Real-World Application and Testing
In practical testing, researchers created a Meterpreter reverse shell payload using the Metasploit Framework’s `msfvenom` tool. This payload was then encrypted using XOR encryption and executed using direct syscalls. The result was a complete bypass of the latest Windows Defender protections, with the malicious code running undetected.
Notably, this technique does not write any malicious artifacts to disk, further reducing the likelihood of detection. The researchers observed that this method has been viable since at least 2022, with various modifications, and continues to be effective against the latest Windows Defender updates as of 2025.
Industry Response and Recommendations
Microsoft has previously addressed similar bypass techniques, stating that they have limited practical applicability since they often require user interaction to execute. However, security experts argue that such techniques could be easily incorporated into broader attack chains, increasing their potential impact.
To mitigate the risks associated with these advanced bypass techniques, researchers recommend that Microsoft implement kernel-level monitoring of syscalls rather than relying solely on user-mode hooks. Kernel-level monitoring would provide a more robust defense against direct syscall attacks by allowing security solutions to observe and intercept malicious activities at a lower level of the operating system.
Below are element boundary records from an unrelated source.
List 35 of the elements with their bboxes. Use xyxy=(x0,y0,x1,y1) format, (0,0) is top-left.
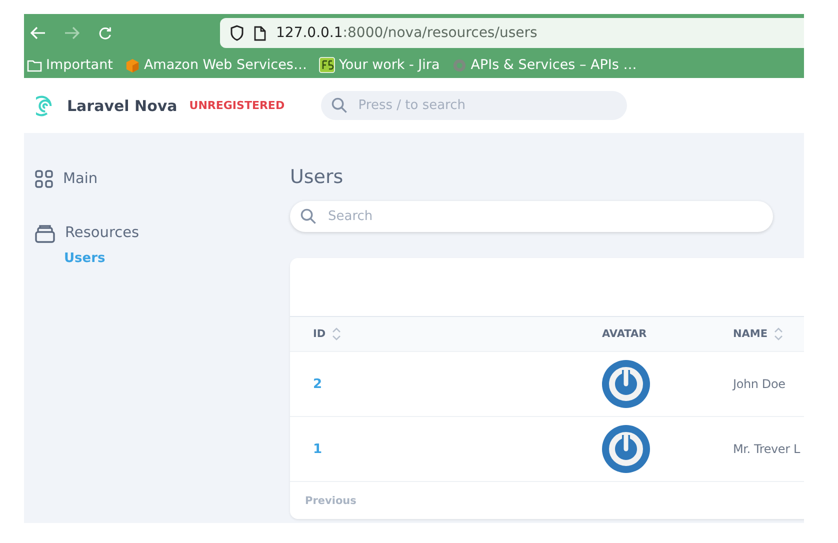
avatar-icon xyxy=(602,360,650,408)
sort-icon[interactable] xyxy=(332,327,341,341)
table-cell: John Doe xyxy=(733,377,786,391)
sidebar-heading[interactable]: Main xyxy=(63,171,98,187)
bookmark-link[interactable]: Amazon Web Services… xyxy=(124,57,307,73)
bookmark-link[interactable]: Important xyxy=(27,57,113,73)
stack-icon xyxy=(35,224,55,242)
back-icon[interactable] xyxy=(30,26,46,40)
reload-icon[interactable] xyxy=(98,26,113,40)
search-icon xyxy=(331,97,348,114)
sidebar-item[interactable]: Users xyxy=(64,251,290,269)
sidebar-heading[interactable]: Resources xyxy=(65,225,140,241)
forward-icon[interactable] xyxy=(64,26,80,40)
search-icon xyxy=(300,208,317,225)
column-header: AVATAR xyxy=(602,328,647,340)
page-title: Users xyxy=(290,166,344,190)
column-header[interactable]: ID xyxy=(313,328,326,340)
brand-name: Laravel Nova xyxy=(67,96,178,114)
sort-icon[interactable] xyxy=(774,327,783,341)
folder-icon xyxy=(27,58,42,72)
resource-search-field[interactable]: Search xyxy=(290,201,773,232)
id-link[interactable]: 1 xyxy=(313,442,322,456)
id-link[interactable]: 2 xyxy=(313,376,322,392)
page-icon xyxy=(254,26,266,40)
avatar-icon xyxy=(602,425,650,473)
table-cell: Mr. Trever L xyxy=(733,442,800,456)
badge-icon xyxy=(318,57,335,73)
unregistered-label: UNREGISTERED xyxy=(189,99,286,112)
cube-icon xyxy=(124,58,140,72)
bookmark-link[interactable]: Your work - Jira xyxy=(318,57,440,73)
column-header[interactable]: NAME xyxy=(733,328,768,340)
shield-icon[interactable] xyxy=(230,25,244,41)
bookmark-link[interactable]: APIs & Services – APIs … xyxy=(452,57,637,73)
global-search-field[interactable]: Press / to search xyxy=(321,91,628,120)
grid-icon xyxy=(35,170,53,188)
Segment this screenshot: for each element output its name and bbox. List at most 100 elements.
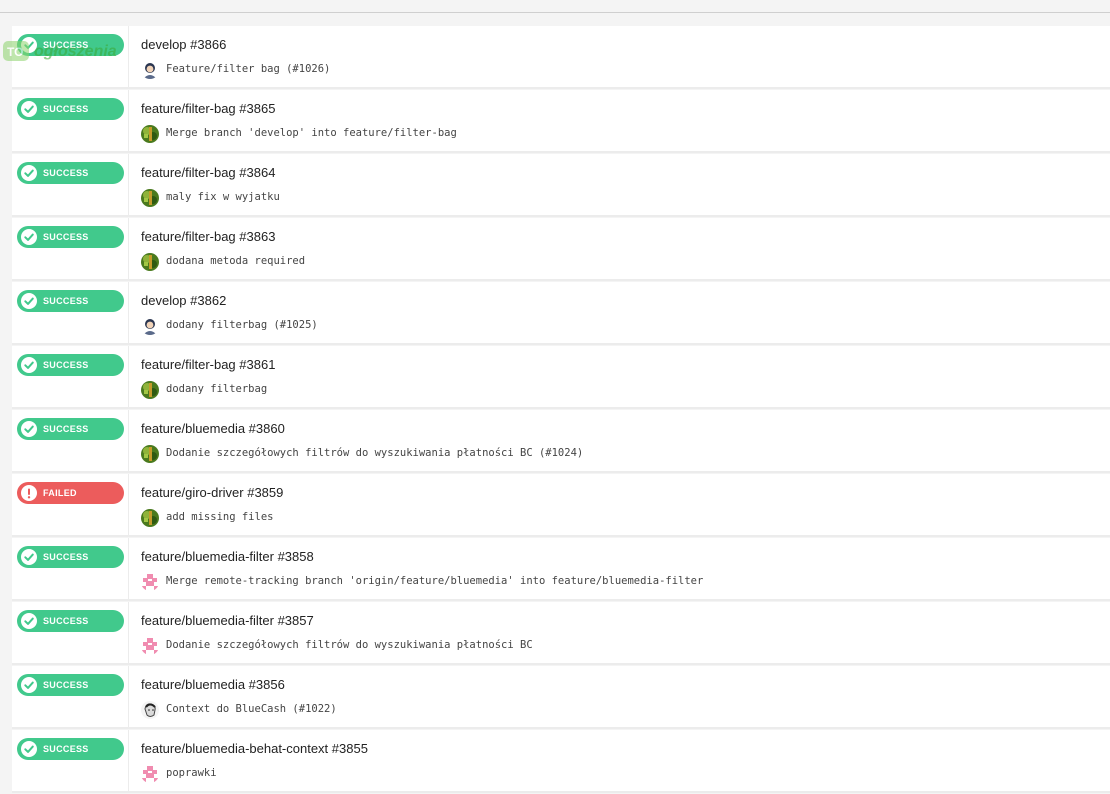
build-row[interactable]: SUCCESS feature/bluemedia #3856 Context do… [12,666,1110,729]
build-title-link[interactable]: feature/filter-bag #3864 [141,165,275,180]
build-info: feature/filter-bag #3861 dodany filterbag [141,346,1110,407]
build-row[interactable]: FAILED feature/giro-driver #3859 add missi… [12,474,1110,537]
status-badge-success[interactable]: SUCCESS [17,290,124,312]
build-title-link[interactable]: develop #3866 [141,37,226,52]
build-title-link[interactable]: feature/bluemedia #3856 [141,677,285,692]
status-label: FAILED [43,488,77,498]
build-info: feature/filter-bag #3864 maly fix w wyjat… [141,154,1110,215]
build-info: feature/filter-bag #3863 dodana metoda re… [141,218,1110,279]
commit-message: add missing files [166,511,274,523]
build-row[interactable]: SUCCESS feature/filter-bag #3864 maly fix … [12,154,1110,217]
build-row[interactable]: SUCCESS develop #3866 Feature/filter bag (… [12,26,1110,89]
status-badge-success[interactable]: SUCCESS [17,162,124,184]
status-badge-success[interactable]: SUCCESS [17,738,124,760]
build-info: feature/bluemedia-filter #3858 Merge remo… [141,538,1110,599]
commit-message: Merge remote-tracking branch 'origin/fea… [166,575,704,587]
status-label: SUCCESS [43,232,89,242]
green-avatar-icon [141,381,159,399]
build-row[interactable]: SUCCESS feature/bluemedia-filter #3858 Mer… [12,538,1110,601]
status-cell: SUCCESS [12,666,129,727]
status-badge-success[interactable]: SUCCESS [17,98,124,120]
check-circle-icon [21,613,37,629]
build-row[interactable]: SUCCESS feature/filter-bag #3861 dodany fi… [12,346,1110,409]
build-title-link[interactable]: feature/filter-bag #3865 [141,101,275,116]
status-label: SUCCESS [43,360,89,370]
check-circle-icon [21,165,37,181]
status-label: SUCCESS [43,296,89,306]
build-title-link[interactable]: feature/bluemedia-filter #3857 [141,613,314,628]
commit-message: dodana metoda required [166,255,306,267]
status-cell: SUCCESS [12,602,129,663]
status-badge-success[interactable]: SUCCESS [17,34,124,56]
commit-message: Feature/filter bag (#1026) [166,63,331,75]
check-circle-icon [21,421,37,437]
status-badge-success[interactable]: SUCCESS [17,610,124,632]
build-info: develop #3862 dodany filterbag (#1025) [141,282,1110,343]
build-row[interactable]: SUCCESS feature/bluemedia-filter #3857 Dod… [12,602,1110,665]
status-label: SUCCESS [43,552,89,562]
status-badge-success[interactable]: SUCCESS [17,674,124,696]
build-row[interactable]: SUCCESS feature/filter-bag #3865 Merge bra… [12,90,1110,153]
commit-message: Context do BlueCash (#1022) [166,703,337,715]
status-badge-success[interactable]: SUCCESS [17,546,124,568]
commit-message: Dodanie szczegółowych filtrów do wyszuki… [166,447,584,459]
build-list: SUCCESS develop #3866 Feature/filter bag (… [12,26,1110,794]
top-divider [0,12,1110,13]
build-row[interactable]: SUCCESS feature/bluemedia-behat-context #… [12,730,1110,793]
check-circle-icon [21,549,37,565]
person-avatar-icon [141,61,159,79]
green-avatar-icon [141,125,159,143]
commit-message: dodany filterbag (#1025) [166,319,318,331]
build-title-link[interactable]: feature/filter-bag #3861 [141,357,275,372]
green-avatar-icon [141,253,159,271]
check-circle-icon [21,37,37,53]
status-cell: SUCCESS [12,538,129,599]
status-label: SUCCESS [43,168,89,178]
build-title-link[interactable]: develop #3862 [141,293,226,308]
person-avatar-icon [141,317,159,335]
commit-message: poprawki [166,767,217,779]
build-title-link[interactable]: feature/bluemedia-behat-context #3855 [141,741,368,756]
commit-message: Dodanie szczegółowych filtrów do wyszuki… [166,639,533,651]
status-cell: FAILED [12,474,129,535]
build-title-link[interactable]: feature/giro-driver #3859 [141,485,283,500]
status-cell: SUCCESS [12,154,129,215]
build-info: feature/bluemedia #3860 Dodanie szczegóło… [141,410,1110,471]
build-info: feature/giro-driver #3859 add missing fil… [141,474,1110,535]
commit-message: maly fix w wyjatku [166,191,280,203]
commit-message: Merge branch 'develop' into feature/filt… [166,127,457,139]
status-cell: SUCCESS [12,218,129,279]
build-title-link[interactable]: feature/bluemedia-filter #3858 [141,549,314,564]
build-info: feature/bluemedia #3856 Context do BlueCa… [141,666,1110,727]
status-badge-failed[interactable]: FAILED [17,482,124,504]
build-info: feature/filter-bag #3865 Merge branch 'de… [141,90,1110,151]
build-title-link[interactable]: feature/filter-bag #3863 [141,229,275,244]
exclamation-circle-icon [21,485,37,501]
green-avatar-icon [141,189,159,207]
status-cell: SUCCESS [12,26,129,87]
green-avatar-icon [141,445,159,463]
status-label: SUCCESS [43,424,89,434]
build-info: develop #3866 Feature/filter bag (#1026) [141,26,1110,87]
check-circle-icon [21,293,37,309]
build-info: feature/bluemedia-filter #3857 Dodanie sz… [141,602,1110,663]
status-cell: SUCCESS [12,346,129,407]
status-badge-success[interactable]: SUCCESS [17,354,124,376]
check-circle-icon [21,229,37,245]
green-avatar-icon [141,509,159,527]
status-label: SUCCESS [43,40,89,50]
status-cell: SUCCESS [12,90,129,151]
check-circle-icon [21,677,37,693]
status-cell: SUCCESS [12,282,129,343]
build-row[interactable]: SUCCESS feature/filter-bag #3863 dodana me… [12,218,1110,281]
status-badge-success[interactable]: SUCCESS [17,418,124,440]
build-row[interactable]: SUCCESS develop #3862 dodany filterbag (#1… [12,282,1110,345]
status-badge-success[interactable]: SUCCESS [17,226,124,248]
build-title-link[interactable]: feature/bluemedia #3860 [141,421,285,436]
status-label: SUCCESS [43,680,89,690]
status-label: SUCCESS [43,104,89,114]
status-cell: SUCCESS [12,730,129,791]
build-row[interactable]: SUCCESS feature/bluemedia #3860 Dodanie sz… [12,410,1110,473]
pink-identicon-icon [141,637,159,655]
check-circle-icon [21,357,37,373]
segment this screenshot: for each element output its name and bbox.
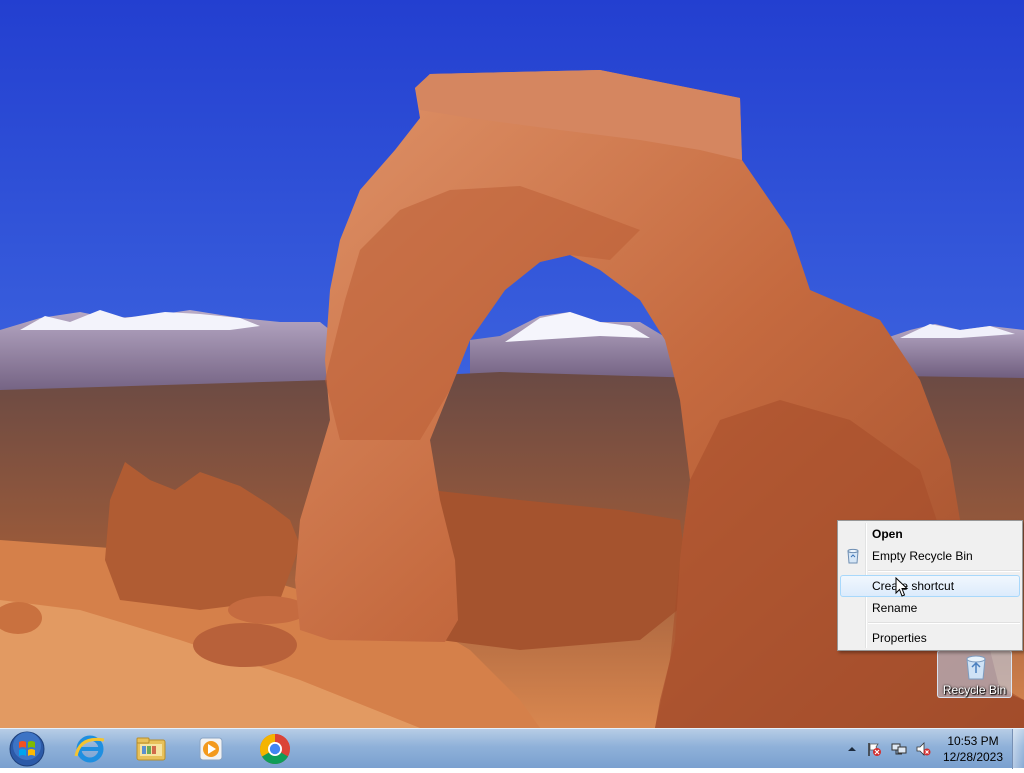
windows-start-orb-icon [9,731,45,767]
mouse-cursor-icon [895,577,909,597]
desktop-icon-recycle-bin[interactable]: Recycle Bin [937,650,1012,698]
menu-item-label: Properties [872,631,927,645]
network-icon[interactable] [891,741,907,757]
menu-separator [868,622,1020,624]
menu-item-create-shortcut[interactable]: Create shortcut [840,575,1020,597]
clock-date: 12/28/2023 [942,750,1004,764]
menu-item-label: Open [872,527,903,541]
menu-item-open[interactable]: Open [840,523,1020,545]
taskbar-chrome[interactable] [255,730,295,768]
action-center-flag-icon[interactable] [866,741,882,757]
taskbar: 10:53 PM 12/28/2023 [0,728,1024,769]
system-clock[interactable]: 10:53 PM 12/28/2023 [940,733,1006,765]
chrome-icon [259,734,290,765]
start-button[interactable] [3,730,49,768]
folder-library-icon [136,737,166,761]
menu-item-label: Create shortcut [872,579,955,593]
volume-muted-icon[interactable] [915,741,931,757]
clock-time: 10:53 PM [947,734,999,748]
taskbar-media-player[interactable] [192,730,230,768]
menu-item-label: Rename [872,601,918,615]
taskbar-windows-explorer[interactable] [130,730,172,768]
internet-explorer-icon [74,735,105,763]
taskbar-internet-explorer[interactable] [70,730,110,768]
recycle-bin-icon [966,655,986,680]
menu-item-empty-recycle-bin[interactable]: Empty Recycle Bin [840,545,1020,567]
context-menu[interactable]: Open Empty Recycle Bin Create shortcut R… [837,520,1023,651]
desktop[interactable]: Recycle Bin Open Empty Recycle Bin Creat… [0,0,1024,728]
media-player-icon [199,737,223,761]
menu-item-rename[interactable]: Rename [840,597,1020,619]
menu-separator [868,570,1020,572]
menu-item-properties[interactable]: Properties [840,627,1020,649]
menu-item-label: Empty Recycle Bin [872,549,973,563]
recycle-bin-icon [847,548,859,564]
show-desktop-button[interactable] [1012,729,1024,769]
chevron-up-icon[interactable] [844,741,860,757]
desktop-icon-label: Recycle Bin [942,683,1007,697]
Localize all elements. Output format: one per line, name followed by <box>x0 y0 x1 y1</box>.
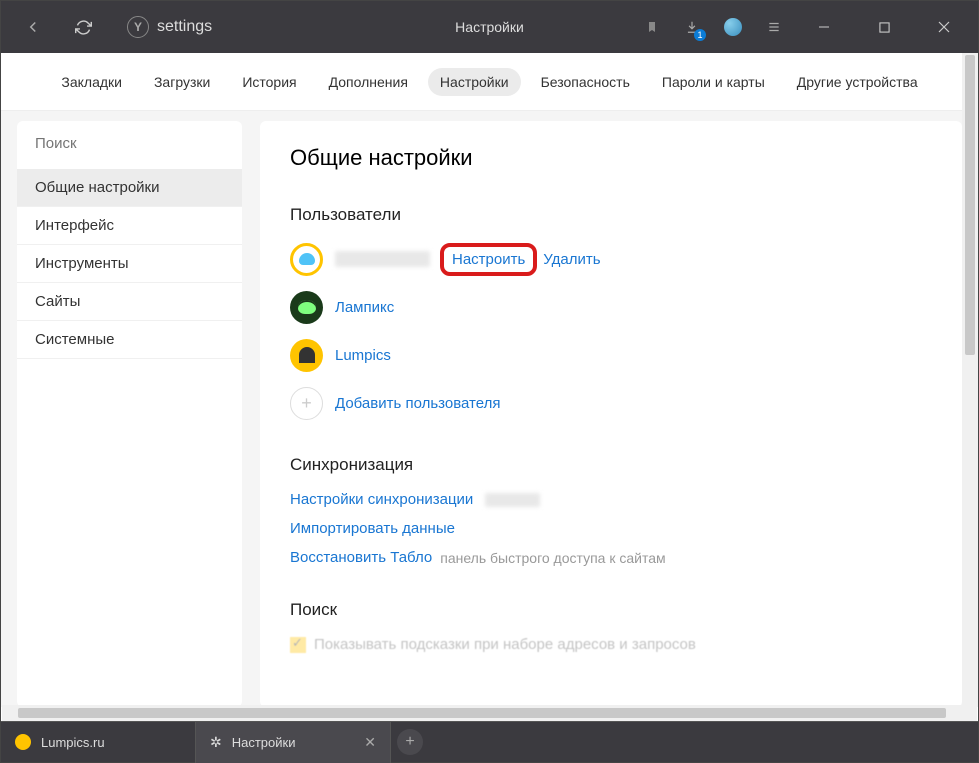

Organizations are also advised to deploy additional security layers beyond Windows Defender, particularly solutions that can monitor behavior at the kernel level. Implementing application whitelisting and restricting administrative privileges can further reduce the risk of such sophisticated bypass techniques.
Conclusion
The discovery of this bypass technique underscores the evolving nature of cybersecurity threats and the need for continuous advancements in defensive measures. By understanding and addressing these sophisticated methods, organizations can better protect their systems against emerging threats.